Computer simulations were used to examine the effect of first‐order absorption on the disposition of one‐ and two‐compartment model drugs. Two‐compartment systems that attain a clinically acceptable β‐phase after rapid intravenous injection were perturbed by introduction of drug via first‐order absorption. The validity of perceiving such a system as a potential “flip‐flop” model was tested by comparing the negative slopes of log‐linear plasma‐time profiles to known values for ka and β for various values of ka, k12, k21, and k21. Although most log‐linear plots showed excellent correlation coefficients (r2 > 0.996), their negative slopes (S) did not represent either k1 or β under various combinations.

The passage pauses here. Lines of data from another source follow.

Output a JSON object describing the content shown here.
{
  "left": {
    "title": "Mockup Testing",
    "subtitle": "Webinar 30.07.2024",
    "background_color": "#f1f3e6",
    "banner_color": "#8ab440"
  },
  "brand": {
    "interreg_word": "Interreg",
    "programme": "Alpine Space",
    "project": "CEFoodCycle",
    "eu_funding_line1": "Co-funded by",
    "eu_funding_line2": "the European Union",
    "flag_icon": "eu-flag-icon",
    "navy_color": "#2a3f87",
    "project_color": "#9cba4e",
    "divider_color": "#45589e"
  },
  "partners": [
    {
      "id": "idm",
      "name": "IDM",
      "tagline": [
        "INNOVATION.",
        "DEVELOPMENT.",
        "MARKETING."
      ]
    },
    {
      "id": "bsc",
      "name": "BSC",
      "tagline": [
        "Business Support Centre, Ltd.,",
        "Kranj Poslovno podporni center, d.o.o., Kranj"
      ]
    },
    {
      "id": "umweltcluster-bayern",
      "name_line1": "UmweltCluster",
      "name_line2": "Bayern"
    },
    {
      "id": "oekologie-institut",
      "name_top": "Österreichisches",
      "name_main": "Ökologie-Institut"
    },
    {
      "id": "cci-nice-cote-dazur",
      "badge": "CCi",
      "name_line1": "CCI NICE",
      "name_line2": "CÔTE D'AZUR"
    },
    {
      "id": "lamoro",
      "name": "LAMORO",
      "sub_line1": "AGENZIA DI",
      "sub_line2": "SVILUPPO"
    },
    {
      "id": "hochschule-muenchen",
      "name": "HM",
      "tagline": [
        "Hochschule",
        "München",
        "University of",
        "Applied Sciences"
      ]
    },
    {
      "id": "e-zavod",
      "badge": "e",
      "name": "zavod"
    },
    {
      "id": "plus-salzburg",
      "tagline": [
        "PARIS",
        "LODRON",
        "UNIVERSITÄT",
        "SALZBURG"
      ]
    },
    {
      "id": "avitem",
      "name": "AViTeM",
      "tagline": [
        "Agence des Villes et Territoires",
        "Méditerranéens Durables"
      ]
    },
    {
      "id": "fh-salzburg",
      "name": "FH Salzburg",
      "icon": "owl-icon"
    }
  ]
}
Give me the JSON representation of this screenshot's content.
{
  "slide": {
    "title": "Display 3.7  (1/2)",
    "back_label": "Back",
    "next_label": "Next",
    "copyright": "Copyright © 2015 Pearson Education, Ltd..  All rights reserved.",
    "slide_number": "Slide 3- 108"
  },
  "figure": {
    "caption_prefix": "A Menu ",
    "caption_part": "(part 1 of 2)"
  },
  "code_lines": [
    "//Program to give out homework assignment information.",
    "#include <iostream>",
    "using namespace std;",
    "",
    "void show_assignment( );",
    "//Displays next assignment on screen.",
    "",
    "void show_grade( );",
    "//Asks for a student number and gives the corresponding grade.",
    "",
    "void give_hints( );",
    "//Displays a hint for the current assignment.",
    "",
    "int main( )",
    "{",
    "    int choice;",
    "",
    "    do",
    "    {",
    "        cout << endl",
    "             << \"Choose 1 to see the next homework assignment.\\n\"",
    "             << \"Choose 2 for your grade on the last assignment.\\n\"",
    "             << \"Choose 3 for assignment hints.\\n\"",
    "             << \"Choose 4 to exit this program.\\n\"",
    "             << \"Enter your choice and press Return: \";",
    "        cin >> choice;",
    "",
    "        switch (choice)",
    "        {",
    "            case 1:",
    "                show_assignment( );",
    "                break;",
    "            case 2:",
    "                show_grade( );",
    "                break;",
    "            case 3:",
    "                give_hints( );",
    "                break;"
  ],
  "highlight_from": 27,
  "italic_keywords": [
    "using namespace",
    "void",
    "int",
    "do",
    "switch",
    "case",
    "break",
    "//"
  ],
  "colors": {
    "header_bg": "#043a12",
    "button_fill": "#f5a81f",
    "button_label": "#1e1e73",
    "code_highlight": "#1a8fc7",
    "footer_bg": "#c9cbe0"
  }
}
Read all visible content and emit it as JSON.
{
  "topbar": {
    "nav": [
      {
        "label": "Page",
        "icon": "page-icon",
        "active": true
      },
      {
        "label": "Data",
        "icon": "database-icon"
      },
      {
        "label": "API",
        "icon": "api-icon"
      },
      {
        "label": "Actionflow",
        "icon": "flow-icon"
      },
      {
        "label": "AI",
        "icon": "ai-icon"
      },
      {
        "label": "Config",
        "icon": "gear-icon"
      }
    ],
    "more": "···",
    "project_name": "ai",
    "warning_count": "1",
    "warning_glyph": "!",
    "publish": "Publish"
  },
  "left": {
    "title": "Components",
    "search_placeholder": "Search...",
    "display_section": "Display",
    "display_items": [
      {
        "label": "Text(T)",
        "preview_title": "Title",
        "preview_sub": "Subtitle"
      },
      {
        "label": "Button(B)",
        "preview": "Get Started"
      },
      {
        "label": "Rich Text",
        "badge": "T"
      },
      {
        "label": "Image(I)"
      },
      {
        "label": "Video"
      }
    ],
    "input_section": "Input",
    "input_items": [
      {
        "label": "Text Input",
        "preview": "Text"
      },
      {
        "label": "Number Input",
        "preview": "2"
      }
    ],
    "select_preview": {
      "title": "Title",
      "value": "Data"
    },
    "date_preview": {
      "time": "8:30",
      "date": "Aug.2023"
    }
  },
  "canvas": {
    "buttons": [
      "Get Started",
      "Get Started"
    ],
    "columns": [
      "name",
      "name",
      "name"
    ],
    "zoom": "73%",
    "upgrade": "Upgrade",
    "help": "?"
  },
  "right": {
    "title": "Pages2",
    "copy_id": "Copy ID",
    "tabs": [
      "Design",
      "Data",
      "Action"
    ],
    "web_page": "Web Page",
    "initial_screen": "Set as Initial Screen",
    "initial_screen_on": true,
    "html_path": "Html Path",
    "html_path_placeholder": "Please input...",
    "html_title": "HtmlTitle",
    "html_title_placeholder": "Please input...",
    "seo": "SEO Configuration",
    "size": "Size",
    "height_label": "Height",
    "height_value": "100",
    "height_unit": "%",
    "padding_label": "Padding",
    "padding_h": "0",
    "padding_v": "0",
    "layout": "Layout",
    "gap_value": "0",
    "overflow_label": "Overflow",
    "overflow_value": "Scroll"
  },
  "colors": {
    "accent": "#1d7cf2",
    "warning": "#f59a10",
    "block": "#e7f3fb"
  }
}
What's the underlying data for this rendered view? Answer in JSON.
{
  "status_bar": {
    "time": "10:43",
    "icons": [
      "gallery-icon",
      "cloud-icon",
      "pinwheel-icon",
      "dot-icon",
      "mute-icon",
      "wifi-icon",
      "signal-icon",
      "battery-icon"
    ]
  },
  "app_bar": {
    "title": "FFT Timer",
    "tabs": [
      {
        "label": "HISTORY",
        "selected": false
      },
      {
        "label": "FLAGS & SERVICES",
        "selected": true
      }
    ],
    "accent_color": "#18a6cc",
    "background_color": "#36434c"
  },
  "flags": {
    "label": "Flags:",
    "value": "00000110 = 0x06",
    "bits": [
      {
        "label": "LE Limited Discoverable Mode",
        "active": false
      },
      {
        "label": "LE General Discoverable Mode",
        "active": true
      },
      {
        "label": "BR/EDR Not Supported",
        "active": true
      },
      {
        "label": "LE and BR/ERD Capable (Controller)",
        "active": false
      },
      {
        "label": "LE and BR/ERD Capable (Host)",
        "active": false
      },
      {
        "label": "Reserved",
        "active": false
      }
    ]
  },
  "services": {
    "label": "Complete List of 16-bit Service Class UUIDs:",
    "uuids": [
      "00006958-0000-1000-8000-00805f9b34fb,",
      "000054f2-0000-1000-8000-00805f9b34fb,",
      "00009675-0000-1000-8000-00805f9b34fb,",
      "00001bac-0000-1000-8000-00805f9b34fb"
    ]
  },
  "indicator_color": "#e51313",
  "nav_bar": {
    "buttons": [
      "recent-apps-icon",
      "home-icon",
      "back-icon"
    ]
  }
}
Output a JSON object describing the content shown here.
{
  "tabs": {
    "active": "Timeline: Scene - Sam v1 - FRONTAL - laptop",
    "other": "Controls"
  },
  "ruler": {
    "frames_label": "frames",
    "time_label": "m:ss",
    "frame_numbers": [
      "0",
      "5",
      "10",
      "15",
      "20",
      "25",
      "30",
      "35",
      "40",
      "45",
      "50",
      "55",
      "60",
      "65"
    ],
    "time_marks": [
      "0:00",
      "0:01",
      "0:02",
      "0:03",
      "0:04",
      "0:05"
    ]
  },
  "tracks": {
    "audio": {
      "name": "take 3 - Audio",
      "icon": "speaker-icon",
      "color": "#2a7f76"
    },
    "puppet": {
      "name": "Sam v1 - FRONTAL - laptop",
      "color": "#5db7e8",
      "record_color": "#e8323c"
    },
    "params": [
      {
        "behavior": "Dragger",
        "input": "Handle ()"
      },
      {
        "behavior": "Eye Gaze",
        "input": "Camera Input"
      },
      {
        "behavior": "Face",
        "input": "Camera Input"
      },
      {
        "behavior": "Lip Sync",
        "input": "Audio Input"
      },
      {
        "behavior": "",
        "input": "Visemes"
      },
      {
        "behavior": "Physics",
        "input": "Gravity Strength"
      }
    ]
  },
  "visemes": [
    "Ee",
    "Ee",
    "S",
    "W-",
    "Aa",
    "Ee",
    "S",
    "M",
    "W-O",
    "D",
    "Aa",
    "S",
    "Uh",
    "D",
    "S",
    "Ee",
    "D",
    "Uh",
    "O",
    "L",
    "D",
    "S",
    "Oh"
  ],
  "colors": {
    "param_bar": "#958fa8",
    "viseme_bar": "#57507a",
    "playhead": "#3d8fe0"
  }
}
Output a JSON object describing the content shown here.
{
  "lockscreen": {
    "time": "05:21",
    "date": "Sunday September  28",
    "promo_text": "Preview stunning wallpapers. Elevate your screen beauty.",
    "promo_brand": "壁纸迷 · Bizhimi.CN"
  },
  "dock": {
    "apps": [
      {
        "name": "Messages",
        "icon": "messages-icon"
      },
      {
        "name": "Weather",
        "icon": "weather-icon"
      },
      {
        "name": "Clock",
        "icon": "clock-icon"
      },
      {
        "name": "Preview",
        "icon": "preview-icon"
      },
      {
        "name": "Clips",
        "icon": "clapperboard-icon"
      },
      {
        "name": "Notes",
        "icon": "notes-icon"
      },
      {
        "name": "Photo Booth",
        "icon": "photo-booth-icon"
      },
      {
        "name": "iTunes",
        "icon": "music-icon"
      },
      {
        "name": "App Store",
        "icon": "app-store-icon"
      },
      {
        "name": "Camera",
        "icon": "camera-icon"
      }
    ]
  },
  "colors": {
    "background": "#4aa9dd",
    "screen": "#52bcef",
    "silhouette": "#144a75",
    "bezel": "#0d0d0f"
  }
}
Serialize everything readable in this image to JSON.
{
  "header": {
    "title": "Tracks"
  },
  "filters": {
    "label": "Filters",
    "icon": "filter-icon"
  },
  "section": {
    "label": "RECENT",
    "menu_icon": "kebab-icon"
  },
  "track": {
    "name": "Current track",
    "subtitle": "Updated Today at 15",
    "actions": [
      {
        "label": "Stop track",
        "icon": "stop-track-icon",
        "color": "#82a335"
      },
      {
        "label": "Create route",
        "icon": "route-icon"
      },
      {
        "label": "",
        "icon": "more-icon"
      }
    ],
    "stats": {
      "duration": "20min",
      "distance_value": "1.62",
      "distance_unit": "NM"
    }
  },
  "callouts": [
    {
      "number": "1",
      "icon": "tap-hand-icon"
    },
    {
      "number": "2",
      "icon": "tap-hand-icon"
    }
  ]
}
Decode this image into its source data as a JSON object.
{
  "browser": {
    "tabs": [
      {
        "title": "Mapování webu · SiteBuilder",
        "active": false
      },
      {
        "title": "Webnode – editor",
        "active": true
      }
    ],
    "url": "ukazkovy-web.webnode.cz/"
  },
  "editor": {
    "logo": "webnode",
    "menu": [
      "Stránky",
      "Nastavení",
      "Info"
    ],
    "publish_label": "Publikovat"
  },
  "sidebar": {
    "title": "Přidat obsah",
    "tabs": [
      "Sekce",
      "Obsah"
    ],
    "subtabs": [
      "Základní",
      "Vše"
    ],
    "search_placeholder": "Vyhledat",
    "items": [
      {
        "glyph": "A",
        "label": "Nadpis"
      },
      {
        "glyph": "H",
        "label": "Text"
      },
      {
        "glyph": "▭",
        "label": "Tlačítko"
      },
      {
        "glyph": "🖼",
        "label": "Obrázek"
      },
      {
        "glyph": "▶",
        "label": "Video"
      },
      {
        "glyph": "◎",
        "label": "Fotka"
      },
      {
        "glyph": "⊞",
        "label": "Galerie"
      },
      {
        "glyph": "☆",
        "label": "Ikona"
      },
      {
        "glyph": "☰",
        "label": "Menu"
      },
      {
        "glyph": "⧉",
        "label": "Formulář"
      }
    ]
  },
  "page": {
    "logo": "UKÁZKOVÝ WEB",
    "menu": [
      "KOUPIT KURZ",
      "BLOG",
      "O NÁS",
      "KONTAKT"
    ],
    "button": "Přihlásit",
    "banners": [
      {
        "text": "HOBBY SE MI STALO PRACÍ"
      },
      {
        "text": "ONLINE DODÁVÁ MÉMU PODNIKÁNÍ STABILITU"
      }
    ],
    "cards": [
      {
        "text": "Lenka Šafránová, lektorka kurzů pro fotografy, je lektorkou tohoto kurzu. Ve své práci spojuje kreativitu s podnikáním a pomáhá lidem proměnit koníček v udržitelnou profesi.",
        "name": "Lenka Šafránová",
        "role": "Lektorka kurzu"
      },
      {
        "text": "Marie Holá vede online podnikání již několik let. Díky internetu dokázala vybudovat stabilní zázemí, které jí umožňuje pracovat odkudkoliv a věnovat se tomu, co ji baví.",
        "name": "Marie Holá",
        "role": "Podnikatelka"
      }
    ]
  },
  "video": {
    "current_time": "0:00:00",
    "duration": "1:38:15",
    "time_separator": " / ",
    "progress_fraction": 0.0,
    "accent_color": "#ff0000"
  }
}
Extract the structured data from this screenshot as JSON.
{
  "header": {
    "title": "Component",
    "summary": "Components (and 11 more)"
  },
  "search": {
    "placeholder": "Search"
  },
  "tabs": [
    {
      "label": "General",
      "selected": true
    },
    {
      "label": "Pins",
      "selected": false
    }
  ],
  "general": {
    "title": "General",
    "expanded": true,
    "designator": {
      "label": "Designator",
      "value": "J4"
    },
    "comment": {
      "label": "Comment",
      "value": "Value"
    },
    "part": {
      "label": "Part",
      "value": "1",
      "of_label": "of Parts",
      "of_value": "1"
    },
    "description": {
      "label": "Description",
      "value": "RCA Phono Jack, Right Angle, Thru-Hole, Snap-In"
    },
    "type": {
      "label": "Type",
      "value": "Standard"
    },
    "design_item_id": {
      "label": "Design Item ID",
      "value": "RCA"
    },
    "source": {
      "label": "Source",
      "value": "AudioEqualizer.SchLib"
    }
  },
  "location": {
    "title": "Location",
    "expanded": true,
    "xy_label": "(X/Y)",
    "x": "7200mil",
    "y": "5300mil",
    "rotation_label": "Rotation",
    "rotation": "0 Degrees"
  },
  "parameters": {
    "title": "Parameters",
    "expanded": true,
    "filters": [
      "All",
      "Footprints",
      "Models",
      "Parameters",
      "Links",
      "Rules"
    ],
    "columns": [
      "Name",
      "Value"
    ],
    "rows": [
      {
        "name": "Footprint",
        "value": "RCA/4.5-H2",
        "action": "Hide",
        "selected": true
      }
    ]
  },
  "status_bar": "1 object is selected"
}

A similar consideration of the one‐compartment model enabled a comparison to be made between the two systems. Maximum negative errors were observed for both one‐ and two‐compartment drugs as ka → k2 or β, respectively. The value for S provided a good estimate of the absorption rate constant, ka, when k2 ≥ 2ka (one compartment) or β ≥ 2ka. The elimination rate constant (k2 or β) could be obtained from S for all one‐compartment and some two‐compartment drugs when the value of ka was approximately twice that of k2 or β. Large positive errors also were observed with certain two‐compartment drugs where the ratio of the four rate constants apparently linearized a nonlinear plasma profile. Conditions wherein S may be expected to approach β wherein S approaches ka are clearly defined.